Comment 21 Jeff Thomas 2012-05-29 16:24:31 EDT
Tested with F16 updated as of today, the problem is unchanged.  The startup sequence is:

1: Host creates bridge interface
2: Bridge enters listening state
3: Host creates guest
4: Guest attempts to pxe-boot
5: Bridge enters learning state
6: PXE times out
7: Bridge enters forwarding state

Most servers will attempt to pxe-boot repeatedly if there is no other boot device available. Suggest simply making the pxe bios loop if pxe-boot fails the first time. Perhaps set some limit on the number of loops, 5 or 10 perhaps, to prevent a worthless guest from consuming host resources.
Comment 22 Cole Robinson 2012-10-27 20:46:38 EDT
seabios 1.7.1 actually does restart the failed boot process after 60 seconds, I think that would fix things here (though it's a bit heavy handed). Moving this bug to F17 (since F16 is EOL in a couple months and not worth the risk of backporting the new seabios).
Comment 23 Fedora Update System 2012-10-27 21:28:47 EDT
seabios-1.7.1-1.fc17 has been submitted as an update for Fedora 17.

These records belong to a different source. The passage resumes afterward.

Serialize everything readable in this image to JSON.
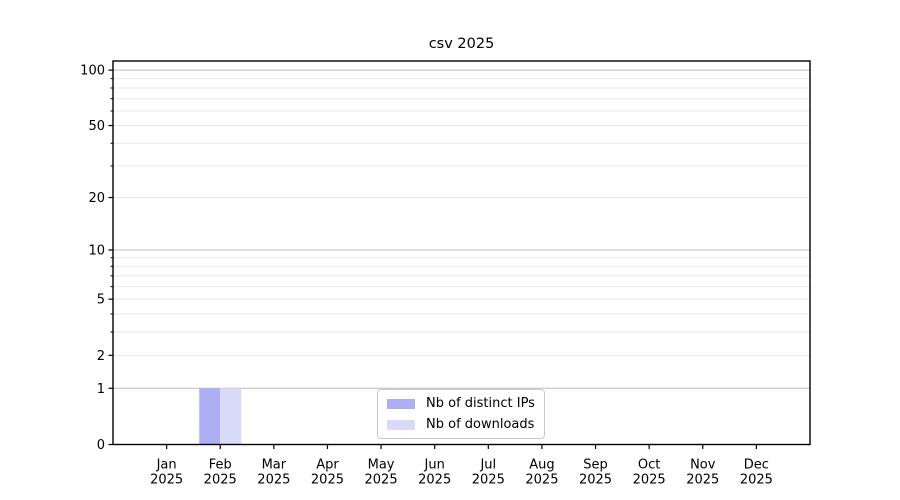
{
  "chart_data": {
    "type": "bar",
    "title": "csv 2025",
    "categories": [
      {
        "month": "Jan",
        "year": "2025"
      },
      {
        "month": "Feb",
        "year": "2025"
      },
      {
        "month": "Mar",
        "year": "2025"
      },
      {
        "month": "Apr",
        "year": "2025"
      },
      {
        "month": "May",
        "year": "2025"
      },
      {
        "month": "Jun",
        "year": "2025"
      },
      {
        "month": "Jul",
        "year": "2025"
      },
      {
        "month": "Aug",
        "year": "2025"
      },
      {
        "month": "Sep",
        "year": "2025"
      },
      {
        "month": "Oct",
        "year": "2025"
      },
      {
        "month": "Nov",
        "year": "2025"
      },
      {
        "month": "Dec",
        "year": "2025"
      }
    ],
    "series": [
      {
        "name": "Nb of distinct IPs",
        "color": "#aeaff3",
        "values": [
          0,
          1,
          0,
          0,
          0,
          0,
          0,
          0,
          0,
          0,
          0,
          0
        ]
      },
      {
        "name": "Nb of downloads",
        "color": "#d9daf7",
        "values": [
          0,
          1,
          0,
          0,
          0,
          0,
          0,
          0,
          0,
          0,
          0,
          0
        ]
      }
    ],
    "xlabel": "",
    "ylabel": "",
    "y_scale": "log1p",
    "y_major_ticks": [
      0,
      1,
      2,
      5,
      10,
      20,
      50,
      100
    ],
    "y_minor_ticks": [
      3,
      4,
      6,
      7,
      8,
      9,
      30,
      40,
      60,
      70,
      80,
      90
    ],
    "ylim": [
      0,
      112
    ],
    "grid": "horizontal",
    "legend_position": "lower center inside",
    "colors": {
      "grid_major": "#bcbcbc",
      "grid_minor": "#e9e9e9",
      "axis": "#000000",
      "text": "#000000",
      "background": "#ffffff",
      "legend_border": "#c8c8c8"
    }
  }
}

https://admin.fedoraproject.org/updates/seabios-1.7.1-1.fc17
Comment 24 Fedora Update System 2012-10-29 23:49:56 EDT
Package seabios-1.7.1-1.fc17:
* should fix your issue,
* was pushed to the Fedora 17 testing repository,
* should be available at your local mirror within two days.
Update it with:
# su -c 'yum update --enablerepo=updates-testing seabios-1.7.1-1.fc17'
as soon as you are able to.
Please go to the following url:
https://admin.fedoraproject.org/updates/FEDORA-2012-17201/seabios-1.7.1-1.fc17
then log in and leave karma (feedback).
Comment 25 Fedora Update System 2012-11-14 21:26:35 EST
seabios-1.7.1-1.fc17 has been pushed to the Fedora 17 stable repository.  If problems still persist, please make note of it in this bug report.